Dan Ariely, a famous behavioural economist, recently gave a TED talk on motivation at work.  He provided evidence for the notion that in today’s world, people are motivated by something other than money.  His main message is that people are motivated when they can accomplish something, make progress, feel as though they have added value.  This stuff around meaning at work motivating people is not new.  It received fairly widespread attention when Dan Pink released his book Drive.  (For a quick review of the main points in that book, take a look at this video.)  However, despite this attention, we continue to structure work in ways  that assumes that money is the ‘thing.’  According to the novel experiments presented by Dan Ariely and those reviewed by Dan Pink, this is simply not true.  

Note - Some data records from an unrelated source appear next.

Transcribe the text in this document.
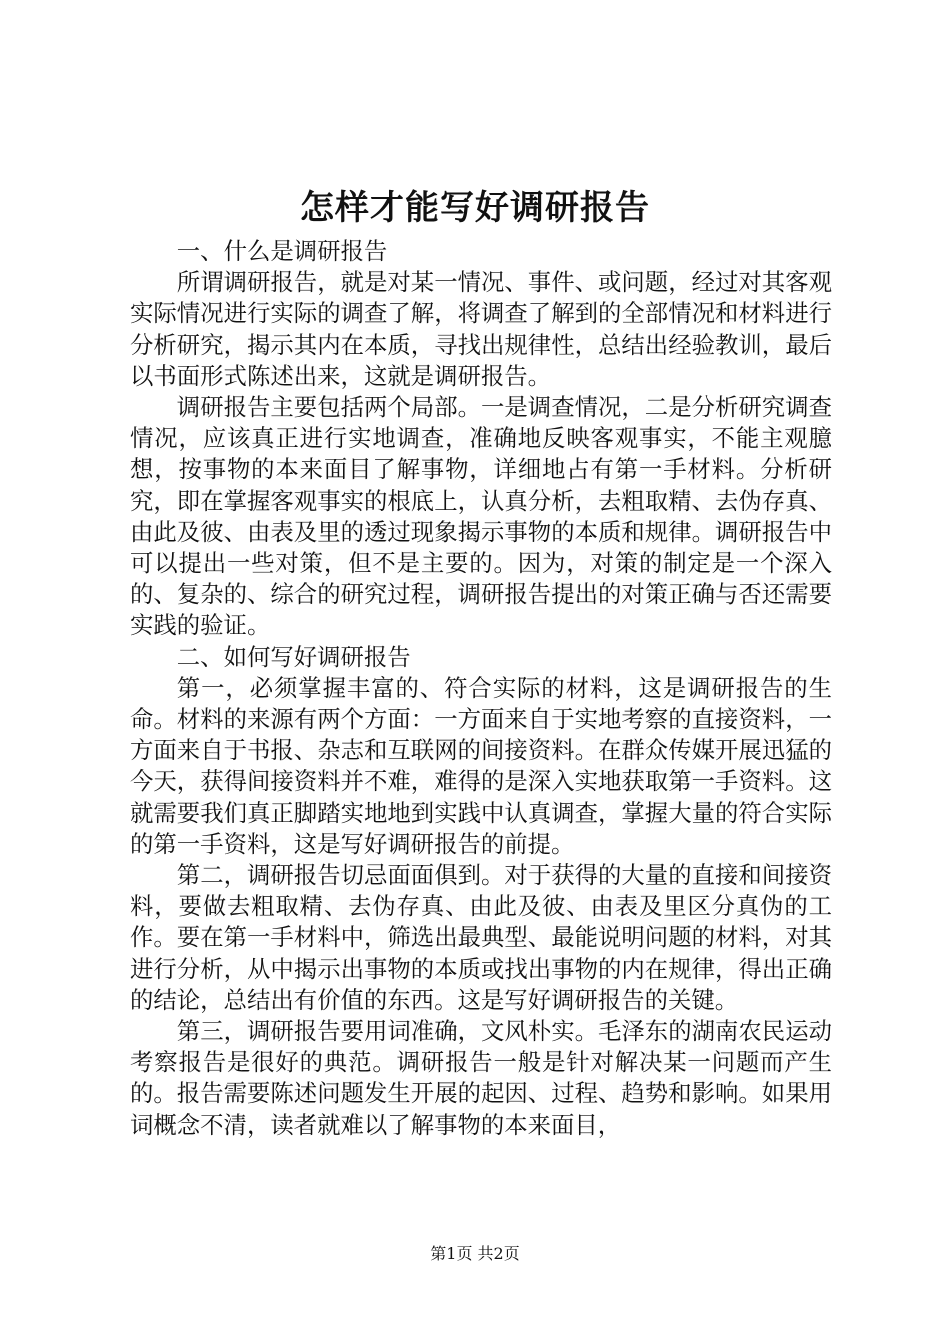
怎样才能写好调研报告

一、什么是调研报告

所谓调研报告，就是对某一情况、事件、或问题，经过对其客观实际情况进行实际的调查了解，将调查了解到的全部情况和材料进行分析研究，揭示其内在本质，寻找出规律性，总结出经验教训，最后以书面形式陈述出来，这就是调研报告。

调研报告主要包括两个局部。一是调查情况，二是分析研究调查情况，应该真正进行实地调查，准确地反映客观事实，不能主观臆想，按事物的本来面目了解事物，详细地占有第一手材料。分析研究，即在掌握客观事实的根底上，认真分析，去粗取精、去伪存真、由此及彼、由表及里的透过现象揭示事物的本质和规律。调研报告中可以提出一些对策，但不是主要的。因为，对策的制定是一个深入的、复杂的、综合的研究过程，调研报告提出的对策正确与否还需要实践的验证。

二、如何写好调研报告

第一，必须掌握丰富的、符合实际的材料，这是调研报告的生命。材料的来源有两个方面：一方面来自于实地考察的直接资料，一方面来自于书报、杂志和互联网的间接资料。在群众传媒开展迅猛的今天，获得间接资料并不难，难得的是深入实地获取第一手资料。这就需要我们真正脚踏实地地到实践中认真调查，掌握大量的符合实际的第一手资料，这是写好调研报告的前提。

第二，调研报告切忌面面俱到。对于获得的大量的直接和间接资料，要做去粗取精、去伪存真、由此及彼、由表及里区分真伪的工作。要在第一手材料中，筛选出最典型、最能说明问题的材料，对其进行分析，从中揭示出事物的本质或找出事物的内在规律，得出正确的结论，总结出有价值的东西。这是写好调研报告的关键。

第三，调研报告要用词准确，文风朴实。毛泽东的湖南农民运动考察报告是很好的典范。调研报告一般是针对解决某一问题而产生的。报告需要陈述问题发生开展的起因、过程、趋势和影响。如果用词概念不清，读者就难以了解事物的本来面目，

第1页 共2页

Both authors point out that for routine jobs, money will in fact make a difference in terms of motivation and performance.  A person on an assembly line will work faster if here is a financial reward for productivity.  However, when we are talking about complex tasks or creative work – the kind that dominate Canada’s workforce today, money will be less effective.  Dan Pink provides the caveat that the remuneration the person receives needs to be enough to ‘take money off the table.’  Very helpful.  So lack of fair remuneration will demotivate people.  In the case where the pay is fair, it will not provide the additional motivation required for high performance.  In such cases, something more is required.  In this case, workers need to feel ‘meaning.’  What have I produced?  How has my work affected others?  How do I add value?  

Great stuff.  And as I noted, it is not novel and may in fact be intuitive.  But the question remains, why don’t we have more programs that capitalize on this type of motivation?   I would be interested in hearing examples from your organizations if in fact you know of some that capitalize on these findings.